I kept walking
towards the bend in the passage when I heard her raised voice and that of a
young man two doors behind me. I peeked through the keyhole and saw my wife
pointing my pistol at a relatively younger man not more than twenty-nine years
of age; I could not believe my eyes. I hesitated before entering the room; I
hid myself in a small crevice between what seemed like a sitting room and the
bedroom to listen to their conversation.
“So what if
the vice-president happens to be my husband” screamed Victoria in a tone I had
never known with her finger still around the trigger.
“You’re
married to a very powerful man and this could be really dangerous for me...” replied
the young man who was sweating profusely.
“... Besides,
I met someone and I can’t do this anymore; we have to stop.”
“I knew it;
you want me to go so you can bring in your little sluts.” Vicky was visibly
angry.
“You men are
all the same; making all sorts of excuses every time. I can’t come home tonight
darling; I have so much work to do. I can’t get involved honey; I’ll appear to
be condoning corruption. I’m tired baby; I had a stressful day and I have to be
up early.

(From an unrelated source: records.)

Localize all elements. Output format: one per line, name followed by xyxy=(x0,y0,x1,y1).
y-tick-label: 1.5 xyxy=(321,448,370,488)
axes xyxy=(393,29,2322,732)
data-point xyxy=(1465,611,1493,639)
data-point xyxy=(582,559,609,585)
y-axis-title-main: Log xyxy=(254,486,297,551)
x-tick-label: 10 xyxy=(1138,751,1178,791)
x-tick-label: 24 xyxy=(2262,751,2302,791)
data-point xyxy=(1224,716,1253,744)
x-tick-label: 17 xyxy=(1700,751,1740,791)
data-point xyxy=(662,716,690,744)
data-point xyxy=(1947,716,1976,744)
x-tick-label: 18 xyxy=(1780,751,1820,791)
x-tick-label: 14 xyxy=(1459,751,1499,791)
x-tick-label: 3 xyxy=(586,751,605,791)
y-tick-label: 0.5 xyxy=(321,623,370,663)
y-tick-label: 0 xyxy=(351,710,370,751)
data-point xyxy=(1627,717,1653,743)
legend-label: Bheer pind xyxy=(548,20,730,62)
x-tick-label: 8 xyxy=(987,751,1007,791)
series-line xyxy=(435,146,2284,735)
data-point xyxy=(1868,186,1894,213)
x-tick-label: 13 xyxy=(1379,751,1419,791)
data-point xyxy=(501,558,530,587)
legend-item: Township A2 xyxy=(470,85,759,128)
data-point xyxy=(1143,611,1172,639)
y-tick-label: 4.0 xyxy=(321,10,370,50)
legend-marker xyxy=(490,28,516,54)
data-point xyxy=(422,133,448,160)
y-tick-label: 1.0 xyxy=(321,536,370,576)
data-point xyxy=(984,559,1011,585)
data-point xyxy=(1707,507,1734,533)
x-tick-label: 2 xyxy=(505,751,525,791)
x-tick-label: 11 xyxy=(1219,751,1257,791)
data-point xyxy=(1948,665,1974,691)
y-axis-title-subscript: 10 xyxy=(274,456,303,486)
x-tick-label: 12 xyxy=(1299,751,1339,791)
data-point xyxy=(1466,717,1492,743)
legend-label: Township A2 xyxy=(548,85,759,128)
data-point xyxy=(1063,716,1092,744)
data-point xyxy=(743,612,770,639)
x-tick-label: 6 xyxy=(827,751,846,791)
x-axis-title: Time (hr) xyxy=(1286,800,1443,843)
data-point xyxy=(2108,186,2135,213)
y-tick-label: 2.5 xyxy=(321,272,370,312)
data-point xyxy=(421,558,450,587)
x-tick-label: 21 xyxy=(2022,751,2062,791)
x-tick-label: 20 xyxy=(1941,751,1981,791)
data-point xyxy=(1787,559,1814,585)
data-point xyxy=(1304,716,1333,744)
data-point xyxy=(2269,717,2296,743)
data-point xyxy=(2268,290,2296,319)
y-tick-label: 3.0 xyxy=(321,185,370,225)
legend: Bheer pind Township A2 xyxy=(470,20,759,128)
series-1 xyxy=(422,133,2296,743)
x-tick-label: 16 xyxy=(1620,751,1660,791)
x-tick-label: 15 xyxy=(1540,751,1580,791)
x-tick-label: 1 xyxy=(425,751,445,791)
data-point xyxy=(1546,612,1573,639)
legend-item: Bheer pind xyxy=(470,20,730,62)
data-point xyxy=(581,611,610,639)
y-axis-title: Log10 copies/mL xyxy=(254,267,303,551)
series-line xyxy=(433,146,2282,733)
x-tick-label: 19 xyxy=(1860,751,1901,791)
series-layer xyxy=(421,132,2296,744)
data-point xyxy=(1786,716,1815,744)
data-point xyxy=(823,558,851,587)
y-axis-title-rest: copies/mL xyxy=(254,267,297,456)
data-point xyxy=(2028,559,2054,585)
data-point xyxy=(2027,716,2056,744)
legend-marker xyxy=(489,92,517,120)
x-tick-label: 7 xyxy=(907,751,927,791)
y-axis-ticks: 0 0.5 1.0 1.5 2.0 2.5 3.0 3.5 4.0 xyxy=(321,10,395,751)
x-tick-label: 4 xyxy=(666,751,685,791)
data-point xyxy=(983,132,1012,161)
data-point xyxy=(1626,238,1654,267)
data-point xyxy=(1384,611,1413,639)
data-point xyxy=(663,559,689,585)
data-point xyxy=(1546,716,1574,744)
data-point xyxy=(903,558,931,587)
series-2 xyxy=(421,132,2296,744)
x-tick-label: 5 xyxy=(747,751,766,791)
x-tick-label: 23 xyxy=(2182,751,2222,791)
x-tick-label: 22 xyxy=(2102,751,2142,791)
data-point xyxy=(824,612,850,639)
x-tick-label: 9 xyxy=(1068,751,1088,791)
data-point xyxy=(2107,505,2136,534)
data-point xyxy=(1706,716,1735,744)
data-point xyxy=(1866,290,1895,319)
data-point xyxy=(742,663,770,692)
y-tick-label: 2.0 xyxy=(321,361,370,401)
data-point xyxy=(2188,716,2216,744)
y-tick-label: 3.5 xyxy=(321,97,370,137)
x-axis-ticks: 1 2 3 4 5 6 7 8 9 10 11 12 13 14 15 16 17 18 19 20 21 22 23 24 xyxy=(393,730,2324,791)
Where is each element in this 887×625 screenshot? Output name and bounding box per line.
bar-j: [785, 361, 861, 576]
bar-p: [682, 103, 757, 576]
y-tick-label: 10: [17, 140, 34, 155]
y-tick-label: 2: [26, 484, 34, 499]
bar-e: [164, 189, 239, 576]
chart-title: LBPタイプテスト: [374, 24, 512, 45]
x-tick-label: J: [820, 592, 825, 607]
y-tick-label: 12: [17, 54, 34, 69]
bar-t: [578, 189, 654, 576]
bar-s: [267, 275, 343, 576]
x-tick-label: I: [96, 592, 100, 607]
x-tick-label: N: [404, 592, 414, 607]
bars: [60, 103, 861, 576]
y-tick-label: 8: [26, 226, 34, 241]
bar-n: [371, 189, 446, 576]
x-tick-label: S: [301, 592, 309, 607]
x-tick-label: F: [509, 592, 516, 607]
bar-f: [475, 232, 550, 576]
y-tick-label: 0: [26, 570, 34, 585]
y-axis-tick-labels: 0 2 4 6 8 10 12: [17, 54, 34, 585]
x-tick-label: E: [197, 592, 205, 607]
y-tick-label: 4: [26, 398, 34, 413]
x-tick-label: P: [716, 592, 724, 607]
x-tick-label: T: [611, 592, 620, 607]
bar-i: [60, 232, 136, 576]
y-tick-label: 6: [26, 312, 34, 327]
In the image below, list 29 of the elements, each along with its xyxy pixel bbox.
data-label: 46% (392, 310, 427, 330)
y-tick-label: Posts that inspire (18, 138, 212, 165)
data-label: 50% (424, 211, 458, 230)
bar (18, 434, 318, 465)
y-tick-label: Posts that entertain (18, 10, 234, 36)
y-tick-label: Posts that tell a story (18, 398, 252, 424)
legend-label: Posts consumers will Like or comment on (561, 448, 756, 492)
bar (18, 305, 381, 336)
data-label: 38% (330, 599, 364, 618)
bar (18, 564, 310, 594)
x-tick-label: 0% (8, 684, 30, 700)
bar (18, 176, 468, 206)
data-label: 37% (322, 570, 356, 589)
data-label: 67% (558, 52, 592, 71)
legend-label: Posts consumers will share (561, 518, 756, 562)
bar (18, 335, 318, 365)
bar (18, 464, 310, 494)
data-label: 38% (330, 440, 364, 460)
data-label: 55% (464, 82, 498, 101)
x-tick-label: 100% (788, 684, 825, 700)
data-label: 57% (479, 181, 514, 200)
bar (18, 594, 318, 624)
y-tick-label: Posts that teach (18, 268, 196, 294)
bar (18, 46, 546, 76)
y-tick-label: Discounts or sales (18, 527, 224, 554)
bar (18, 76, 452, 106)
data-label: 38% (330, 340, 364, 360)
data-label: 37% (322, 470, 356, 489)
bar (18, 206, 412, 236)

I can’t stay home all day grieving with you; I have to get back to
work.”
“What are you
talking about?”
“I’m talking
about my husband and all of you.”
Standing there
and listening to her, I wanted to bury my head in shame. But I had to do
something; she still had the gun pointed at the naive young man who still could
not make a head or tail of her disgruntlement. I imagined what the story would
be if the press ever get their foraging hands on this sort of information. I
imagined the various captions the print media will entitle it, the stories and
speculations that will follow; the reasons why the vice-president's wife would
have an affair and that with a much younger man.
I slowly
walked to the young man and stood beside him facing the lady I made my
matrimonial vows to on the 4th of June twenty years ago. I watched
in silence completely oblivious of everything else including whatever rubbish
the young fellow was mumbling as the tears flooded her eyes, tears I was solely
responsible for. I had not noticed that the safety of the pistol was turned off;
as the first drop of tear left the beautiful almond shaped left eye so did a
bullet leave the perfectly carved nozzle of the 1967 Dimitri Markov pistol
gifted me by the president of Cuba.
I clutched my
right chest and shut my eyes as the sweat that had formed on my forehead began
trickling down. The room fell into about three seconds of silence which was
only interrupted by a loud thud as the muscular body fell by my left side; then
the tears rained. I leaned over the body and found it was hollowed on the left
chest; felt for pulse and got none. “He’s dead” I said with as much calmness as
I could manage.
I held my wife
for the first time in six months there was a certain satisfaction to having her
head rest on my chest, something I had not felt in a while. I took a quick look
at the clock hanging beside a good looking picture of the now cold, lifeless
body lying at my feet; it was ten forty-five. I stared at the cadaver unsure
what to do with it; politics has thought me to think fast.
I rolled up my
sleeves; the task at hand demanded it. I dragged the heavy body to the far end
of the room, searched the entire room for anything that puts Vicky on the
scene, there was nothing except a song titled “Vicky” which the young man had
written her. I gathered a few valuables, all the things that had traces of my
wife including the song into a plastic bag I found by the door. I had to stage
a messy robbery.
By the time I
took a second look at the clock, I was eleven twenty-five. I had done a satisfactory
job, one I would have been proud of if there was not a dead body involved. I
put the plastic bag in the trunk of the car and headed to the dump site where I
set the contents ablaze. As the fire died down, right there at the dump site I
wept bitterly. I imagine all sorts of things but in all, none was as dreadful
as losing my family and I would do anything to prevent that from happening. So
on that day the 11th of December I, Dr. Olusegun Adebayo
vice-president of the federal republic of Nigeria covered up a murder committed
by my wife.
I returned
home to find my wife on the floor of our bedroom fast asleep still clutching a
bottle of scotch with the only evidence of its liquid content left at the
bottom. Her tears had dried with the mascara, giving her cheeks a swollen and
very dark shade. I managed to rescue the empty bottle from her without waking
her, took her shoes off and carried her to the bed. As I washed off the blood
in the shower, I felt guilty both for the murder and the preceding events.
When she woke
up in the morning, I gave her a steaming cup of coffee and some aspirin for the
inevitable hangover. I tried not to bother her with the night’s events until it
was convenient for her; I called the office to reschedule all my appointments
to the next week. I had not seen my daughter all through yesterday and at 11:33
she had not come down from her room. As I looked through Trustlyn’s door, I was
stunned by what I saw; an unmistakably younger version of my wife just the same
way I met her in the night. I could not understand what her grieve was about.